Le code binaire est très performant puisqu’il parle le même langage que le microcontrôleur. Il est très rapide et nécessite peu de ressources. Il est donc parfaitement adapté aux microcontrôleurs peu puissants (comme par exemple l’ATmega328P qui équipe l’Arduino Uno R3 et qui fonctionne à seulement 16 MHz).

Mais le code dans sa version binaire est incompréhensible pour l’utilisateur humain. Il est donc impossible de le corriger.

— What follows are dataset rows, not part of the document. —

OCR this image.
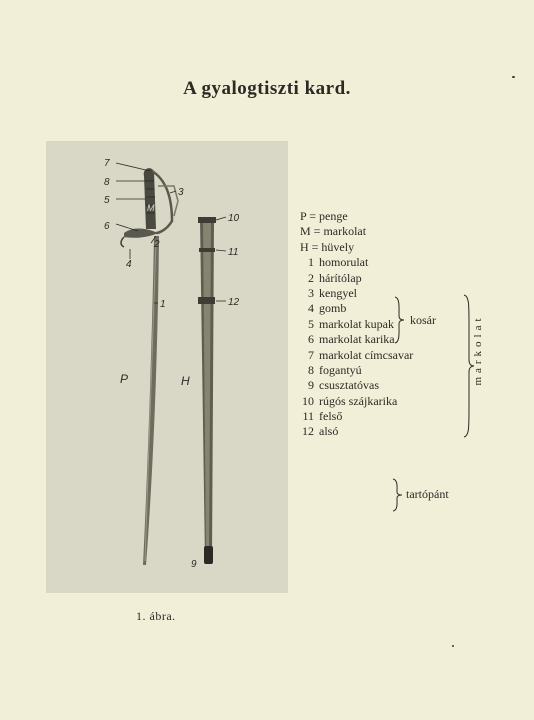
A gyalogtiszti kard.
7
8
5
6
3
4
2
1
M
10
11
12
9
P	H
1. ábra.
P = penge
M = markolat
H = hüvely
1 homorulat
2 hárítólap
3 kengyel
4 gomb
5 markolat kupak
6 markolat karika
7 markolat címcsavar
8 fogantyú
9 csusztatóvas
10 rúgós szájkarika
11 felső
12 alsó
kosár
tartópánt
markolat
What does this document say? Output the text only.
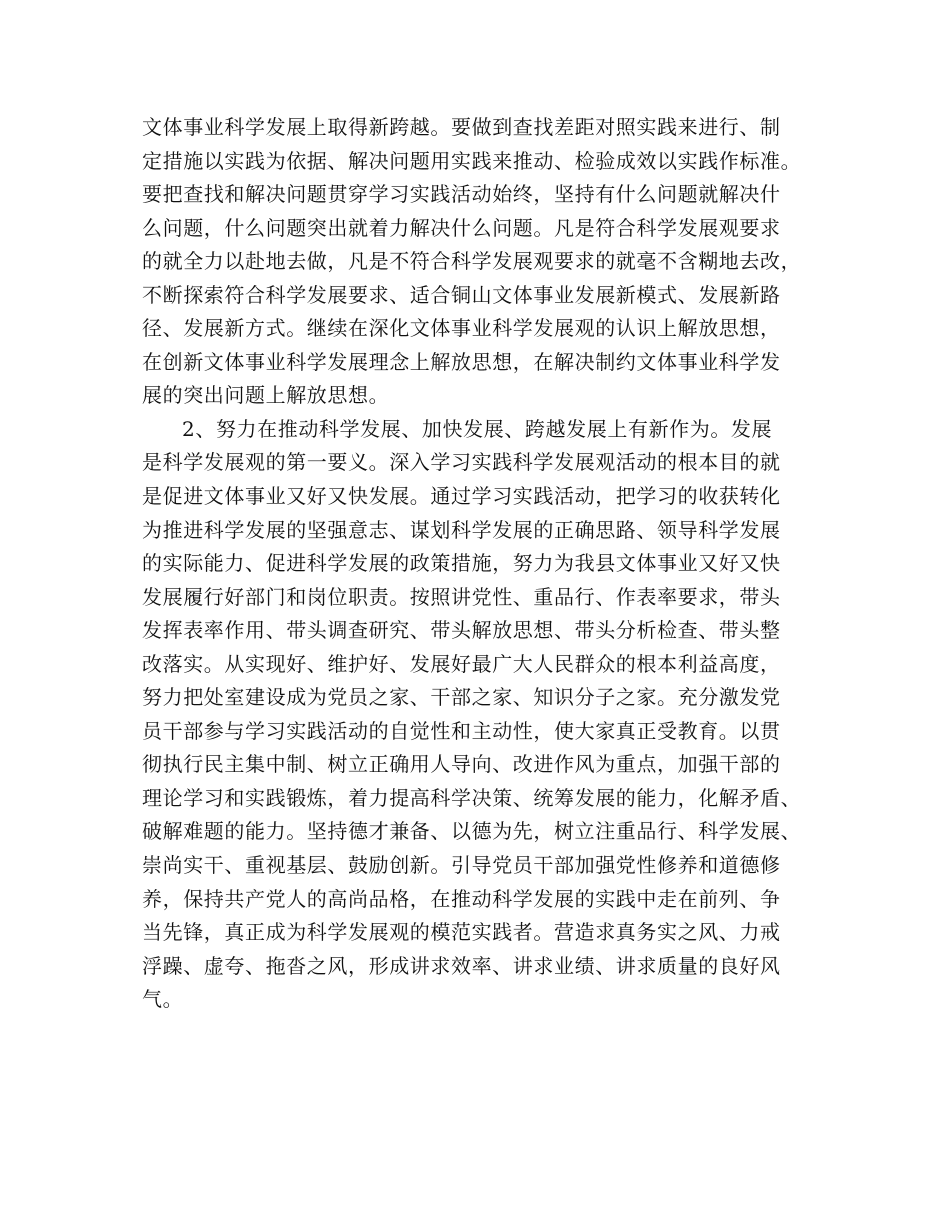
文体事业科学发展上取得新跨越。要做到查找差距对照实践来进行、制
定措施以实践为依据、解决问题用实践来推动、检验成效以实践作标准。
要把查找和解决问题贯穿学习实践活动始终，坚持有什么问题就解决什
么问题，什么问题突出就着力解决什么问题。凡是符合科学发展观要求
的就全力以赴地去做，凡是不符合科学发展观要求的就毫不含糊地去改，
不断探索符合科学发展要求、适合铜山文体事业发展新模式、发展新路
径、发展新方式。继续在深化文体事业科学发展观的认识上解放思想，
在创新文体事业科学发展理念上解放思想，在解决制约文体事业科学发
展的突出问题上解放思想。
2、努力在推动科学发展、加快发展、跨越发展上有新作为。发展
是科学发展观的第一要义。深入学习实践科学发展观活动的根本目的就
是促进文体事业又好又快发展。通过学习实践活动，把学习的收获转化
为推进科学发展的坚强意志、谋划科学发展的正确思路、领导科学发展
的实际能力、促进科学发展的政策措施，努力为我县文体事业又好又快
发展履行好部门和岗位职责。按照讲党性、重品行、作表率要求，带头
发挥表率作用、带头调查研究、带头解放思想、带头分析检查、带头整
改落实。从实现好、维护好、发展好最广大人民群众的根本利益高度，
努力把处室建设成为党员之家、干部之家、知识分子之家。充分激发党
员干部参与学习实践活动的自觉性和主动性，使大家真正受教育。以贯
彻执行民主集中制、树立正确用人导向、改进作风为重点，加强干部的
理论学习和实践锻炼，着力提高科学决策、统筹发展的能力，化解矛盾、
破解难题的能力。坚持德才兼备、以德为先，树立注重品行、科学发展、
崇尚实干、重视基层、鼓励创新。引导党员干部加强党性修养和道德修
养，保持共产党人的高尚品格，在推动科学发展的实践中走在前列、争
当先锋，真正成为科学发展观的模范实践者。营造求真务实之风、力戒
浮躁、虚夸、拖沓之风，形成讲求效率、讲求业绩、讲求质量的良好风
气。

Pour modifier le programme, il faut absolument éditer le code source, le recompiler et le téléverser à nouveau.

En l’absence du code source, toute modification est impossible et cela pose des questions de sécurité puisqu’il est impossible de vérifier que le programme ne collecte pas vos données personnelles pour les envoyer (à votre insu) à un serveur distant.

Il existe d’autres solutions, comme par exemple le MicroPython (qui est également présenté dans ce chapitre et qui est bien sûr détaillé dans le chapitre MicroPython). C’est un langage interprété...

Programmation par blocs

Au lieu d’apprendre un langage avec une syntaxe exigeante (afin d’écrire des lignes de code), vous déplacez des gros blocs de code colorés avec la souris. En réalité, il ne s’agit pas vraiment d’un autre langage, c’est une interface qui génère le texte du code source (en langage Arduino) à la place de l’utilisateur.

Le principe de la programmation par blocs repose sur la transcription d’un organigramme de programmation (logigramme). Cette approche (popularisée par Scratch) est très intuitive. Elle s’adresse plutôt aux enfants et aux débutants parce qu’elle fournit rapidement des résultats encourageants. Ce type de langage est donc beaucoup utilisé en milieu scolaire.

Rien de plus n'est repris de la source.